Invece il Comitato rigetta la statistica come criterio, e riporta al centro il singolo bambino prematuro. Non contano le tabelle, le percentuali, le possibilità sulla carta: conta lo sguardo del neonatologo su 'quel' bambino, e la chance che, se è vitale, gli si deve dare.
Lo sguardo del neonatologo su «quel bimbo»di Marina Corradi
Tratto da AVVENIRE del 1 marzo 2008
Se presenta segni di vitalità il neonato prematuro deve essere rianimato, indipendentemente dall’età gestazionale e anche dal consenso dei genitori. Il parere espresso – a larga maggioranza – dal Comitato nazionale di bioetica non prevede alcuna 'età' minima del feto. Chiede semplicemente che sia vitale, e affida questo giudizio alla scienza e coscienza del medico.

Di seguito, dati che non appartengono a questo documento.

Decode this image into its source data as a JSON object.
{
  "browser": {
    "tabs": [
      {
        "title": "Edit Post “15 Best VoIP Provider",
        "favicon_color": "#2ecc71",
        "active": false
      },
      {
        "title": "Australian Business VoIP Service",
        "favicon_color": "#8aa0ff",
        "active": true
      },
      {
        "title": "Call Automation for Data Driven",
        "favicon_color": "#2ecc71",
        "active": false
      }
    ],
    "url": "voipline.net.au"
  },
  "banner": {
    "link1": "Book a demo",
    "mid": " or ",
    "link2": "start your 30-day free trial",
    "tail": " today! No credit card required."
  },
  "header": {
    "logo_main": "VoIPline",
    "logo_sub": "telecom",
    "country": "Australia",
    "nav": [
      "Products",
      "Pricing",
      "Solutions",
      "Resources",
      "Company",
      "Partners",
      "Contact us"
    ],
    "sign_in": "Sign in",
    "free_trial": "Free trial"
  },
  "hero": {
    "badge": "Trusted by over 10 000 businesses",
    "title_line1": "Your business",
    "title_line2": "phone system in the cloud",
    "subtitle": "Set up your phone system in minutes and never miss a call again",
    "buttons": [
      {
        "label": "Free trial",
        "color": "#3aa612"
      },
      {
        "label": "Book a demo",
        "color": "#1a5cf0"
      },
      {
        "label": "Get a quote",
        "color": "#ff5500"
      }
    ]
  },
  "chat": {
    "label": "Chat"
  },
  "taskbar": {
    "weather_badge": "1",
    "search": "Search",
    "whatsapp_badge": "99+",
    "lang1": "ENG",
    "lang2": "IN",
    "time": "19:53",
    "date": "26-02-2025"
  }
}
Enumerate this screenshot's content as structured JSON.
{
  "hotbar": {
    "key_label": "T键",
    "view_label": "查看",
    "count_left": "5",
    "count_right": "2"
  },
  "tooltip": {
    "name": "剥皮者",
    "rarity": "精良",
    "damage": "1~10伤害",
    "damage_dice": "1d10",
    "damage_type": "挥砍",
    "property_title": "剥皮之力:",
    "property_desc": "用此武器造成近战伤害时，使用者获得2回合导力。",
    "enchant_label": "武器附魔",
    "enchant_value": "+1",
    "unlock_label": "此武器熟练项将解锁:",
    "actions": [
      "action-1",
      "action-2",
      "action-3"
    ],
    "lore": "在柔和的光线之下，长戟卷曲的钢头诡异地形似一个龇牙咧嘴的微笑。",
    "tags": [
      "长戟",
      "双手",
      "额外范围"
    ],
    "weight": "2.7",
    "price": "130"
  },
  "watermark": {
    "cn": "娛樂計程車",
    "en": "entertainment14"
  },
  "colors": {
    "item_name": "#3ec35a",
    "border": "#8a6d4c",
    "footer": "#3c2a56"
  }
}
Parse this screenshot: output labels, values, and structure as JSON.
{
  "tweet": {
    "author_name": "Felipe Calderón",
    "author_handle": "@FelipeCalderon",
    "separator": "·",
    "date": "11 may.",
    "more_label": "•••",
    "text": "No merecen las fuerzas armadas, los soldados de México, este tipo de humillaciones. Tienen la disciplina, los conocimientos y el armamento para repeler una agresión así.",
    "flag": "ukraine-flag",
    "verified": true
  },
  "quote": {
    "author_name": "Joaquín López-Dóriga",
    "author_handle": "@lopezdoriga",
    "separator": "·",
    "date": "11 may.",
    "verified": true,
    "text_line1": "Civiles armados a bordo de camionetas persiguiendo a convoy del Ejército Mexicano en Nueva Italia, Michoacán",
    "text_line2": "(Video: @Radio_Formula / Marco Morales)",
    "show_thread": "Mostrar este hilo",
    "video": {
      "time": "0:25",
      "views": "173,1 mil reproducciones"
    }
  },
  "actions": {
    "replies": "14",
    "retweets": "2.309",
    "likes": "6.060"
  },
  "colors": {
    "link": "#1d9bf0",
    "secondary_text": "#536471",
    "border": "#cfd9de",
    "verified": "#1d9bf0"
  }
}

Un pronunciamento netto, che per essere compreso va letto dentro la logica di sale parto in cui i secondi per decidere sono pochissimi, e gli elementi di valutazione frequentemente incerti: a cominciare dalla stessa età gestazionale, che spesso non è accertabile con assoluta precisione. Pochi secondi, per scegliere tra la vita e la morte.
In base a cosa decidere? In alcuni Paesi nordici il paletto è rigido, sotto alle 24 settimane non si rianima – eccessivi i costi delle cure, e degli eventuali handicap. È la linea espressa mesi fa da una bozza di documento di medici italiani, che ipotizzavano una soglia per la rianimazione a 23 settimane. Invece il Comitato rigetta la statistica come criterio, e riporta al centro il singolo bambino prematuro. Non contano le tabelle, le percentuali, le possibilità sulla carta: conta lo sguardo del neonatologo su 'quel' bambino, e la chance che, se è vitale, gli si deve dare.
La scelta del Comitato non vuole dire oltranzismo o accanimento terapeutico: se nell’istante del parto si deve dare una opportunità a tutti, viene poi il momento di valutare se ossigeno e terapie servono solo a ritardare una morte inevitabile, dunque se sono accanimento terapeutico. La sostanza del documento approvato non sta certo dunque in un vitalismo estremista, ma nel rifiuto a fissare limiti aprioristici e rigidi alla rianimazione; sta in un 'no' a una medicina astratta, e in un 'sì' alla valutazione, ogni volta, di ogni singolo caso.
È, in fondo, una questione di contrapposte culture. Quella olandese che nega l’ossigeno se un prematuro non ha 24 settimane è una evidence based medicine scrupolosamente attenta alle statistiche di sopravvivenza e agli handicap più o meno gravi, nonché ai costi di certe patologie, in un’ottica già in odore di eugenetica. Se la 'finestra' di possibilità di vita in perfetta salute appare troppo stretta, certa sanità nordica non si mette nella sfida.
Calcola per numeri, e non singole possibilità di vita. La mediterranea differenza che ci auguriamo il pronunciamento di ieri possa preservare è nell’attenzione a ogni uomo come a qualcosa di irripetibile; e, anche, in un rinnovato patto di fiducia con i medici, cui non vuole dare norme precostituite, ma dice solo: valuta tu se quel figlio è vitale, sei un medico, ci fidiamo di te.
Antica, insopprimibile alleanza: può forse la legge decidere nei dettagli cosa è da fare nel qui e ora drammatico e imponderabile di una sala parto? Quel giudizio non può essere che del medico: e anche senza il consenso dei genitori. Il consenso invece verrà chiesto per proseguire le cure, nel caso si proceda a una sperimentazione.
Ma, nell’atto di dare una estrema irripetibile chance, nessun consenso deve essere chiesto. Perché il figlio, una volta separato dalla madre, nel Diritto occidentale diventa titolare di un proprio diritto alla vita. Solo in certe culture primitive il nato è 'cosa' nella disponibilità del padre.
La larga maggioranza ottenuta dal documento conforta. Tra tanti scontri, almeno qualcosa di condiviso: ogni nato vitale va rianimato, senza statistiche, senza permessi. Perché non appartiene né a sua madre né a suo padre. È, semplicemente, un uomo.